Trickle-down economics let the American people down, he says
It is said that Ronald Reagan haunts the White House, and a visitor to the stately home has come forward to bring a message from Reagan beyond the grave.
“He says he’s sorry for advocating trickle-down economics, and if he was President today, he would never have let his wealthy friends convince him of such a stupid policy in the first place,” says Lucy Landers, a 7th grade Social Studies teacher from Grand Rapids, Michigan.
Landers was taking part in a White House tour with her 7th graders when she felt an icy spirit haunted by his own policies approach her.
“I felt as if I was transported back in time to the 80s; the 1980s to be exact. I knew I was face-to-face with the Gipper, because he kept expecting me to recognize his characters from movies, but I’ve never seen anything he was in.
“He told me the message he’d tried desperately to get through to our side since his death,” said the teacher.
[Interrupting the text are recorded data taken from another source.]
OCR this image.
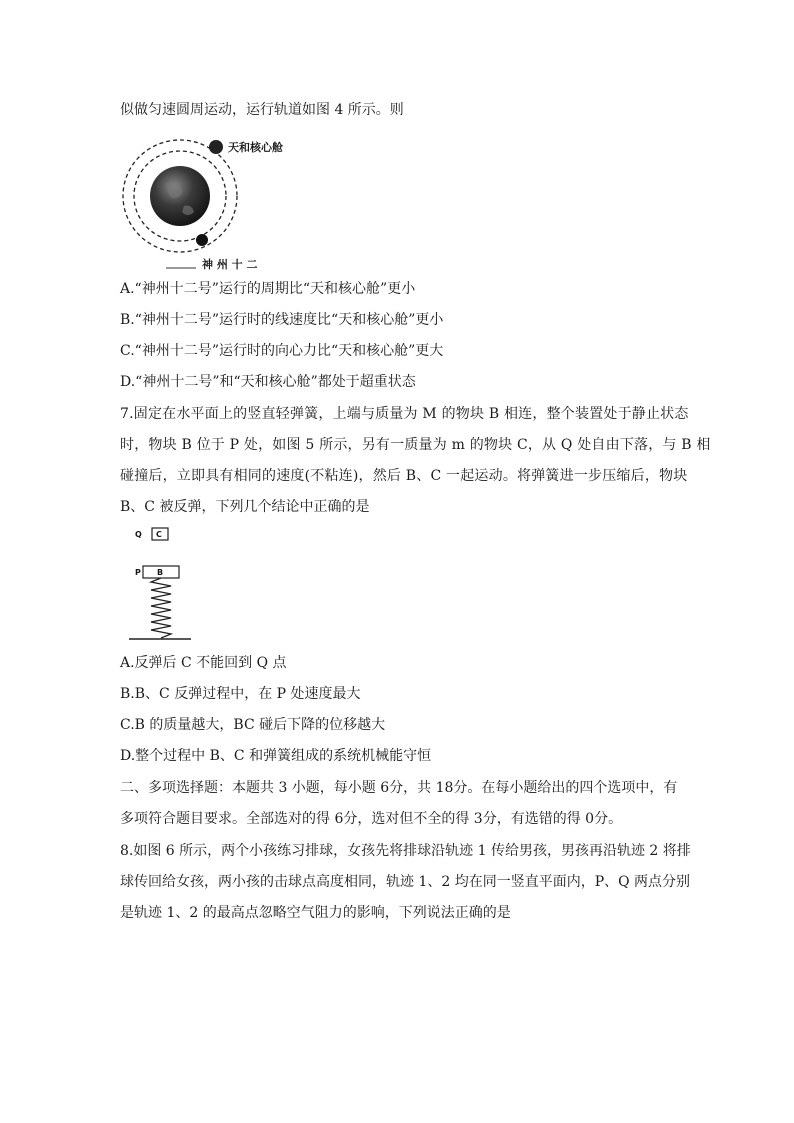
似做匀速圆周运动，运行轨道如图 4 所示。则
天和核心舱
神 州 十 二
A.“神州十二号”运行的周期比“天和核心舱”更小
B.“神州十二号”运行时的线速度比“天和核心舱”更小
C.“神州十二号”运行时的向心力比“天和核心舱”更大
D.“神州十二号”和“天和核心舱”都处于超重状态
7.固定在水平面上的竖直轻弹簧，上端与质量为 M 的物块 B 相连，整个装置处于静止状态
时，物块 B 位于 P 处，如图 5 所示，另有一质量为 m 的物块 C，从 Q 处自由下落，与 B 相
碰撞后，立即具有相同的速度(不粘连)，然后 B、C 一起运动。将弹簧进一步压缩后，物块
B、C 被反弹，下列几个结论中正确的是
Q C
P B
A.反弹后 C 不能回到 Q 点
B.B、C 反弹过程中，在 P 处速度最大
C.B 的质量越大，BC 碰后下降的位移越大
D.整个过程中 B、C 和弹簧组成的系统机械能守恒
二、多项选择题：本题共 3 小题，每小题 6分，共 18分。在每小题给出的四个选项中，有
多项符合题目要求。全部选对的得 6分，选对但不全的得 3分，有选错的得 0分。
8.如图 6 所示，两个小孩练习排球，女孩先将排球沿轨迹 1 传给男孩，男孩再沿轨迹 2 将排
球传回给女孩，两小孩的击球点高度相同，轨迹 1、2 均在同一竖直平面内，P、Q 两点分别
是轨迹 1、2 的最高点忽略空气阻力的影响，下列说法正确的是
“Of course, I immediately asked him, ‘why now?’ — and he said the gatekeepers up there won’t let him pass into higher realms until he fixes what he messed up. Says he keeps trying to fix it, but all they ever do down here is misquote him and blame him for stuff he didn’t do. He said it is driving him nuts. And eternity is a long time to be driven nuts.”
Independent reports confirm multiple sightings of the deceased President since his 2004 demise, but witnesses chalked it up to an undigested bit of beef, a blot of mustard, or a crumb of cheese. Others described it as having taken place following “a night out with lobbyists, so [he] was still pretty high at the time.”
When asked if she could state verbatim what the ghost of Reagan said, she gave us this:
“He said, ‘I really let the American people down. Trickle-down economics was written by and for the wealthy, and haunting America’s wasteland today, I can see how wrong it was, and I’m sorry for that.”
Miss Landers then said Reagan’s message got a bit garbled.
“He said something about garbanzo beans and monkeys, blah, blah, blah, ‘did it for all the wrong reasons,’ blah, blah, blah…is the best I can remember of what he said,” claims Landers.
As the story broke, MSNBC News commentator, Chris Matthews was quick to call it a lie.
“I’ve met with the ghost of Reagan many times at the White House, and, contrary to popular belief — especially the belief of many of my book critics [his new book Tip and the Gipper] — all he ever told me was…wait I’ve got it right here in my notes, hang on a sec…here it is: and Reagan said, ‘Quit following me around you little O’Neill stoolie, or I’ll punch you right in the…’, wait, wait,” said Matthews, “that’s not what he said, I swear.”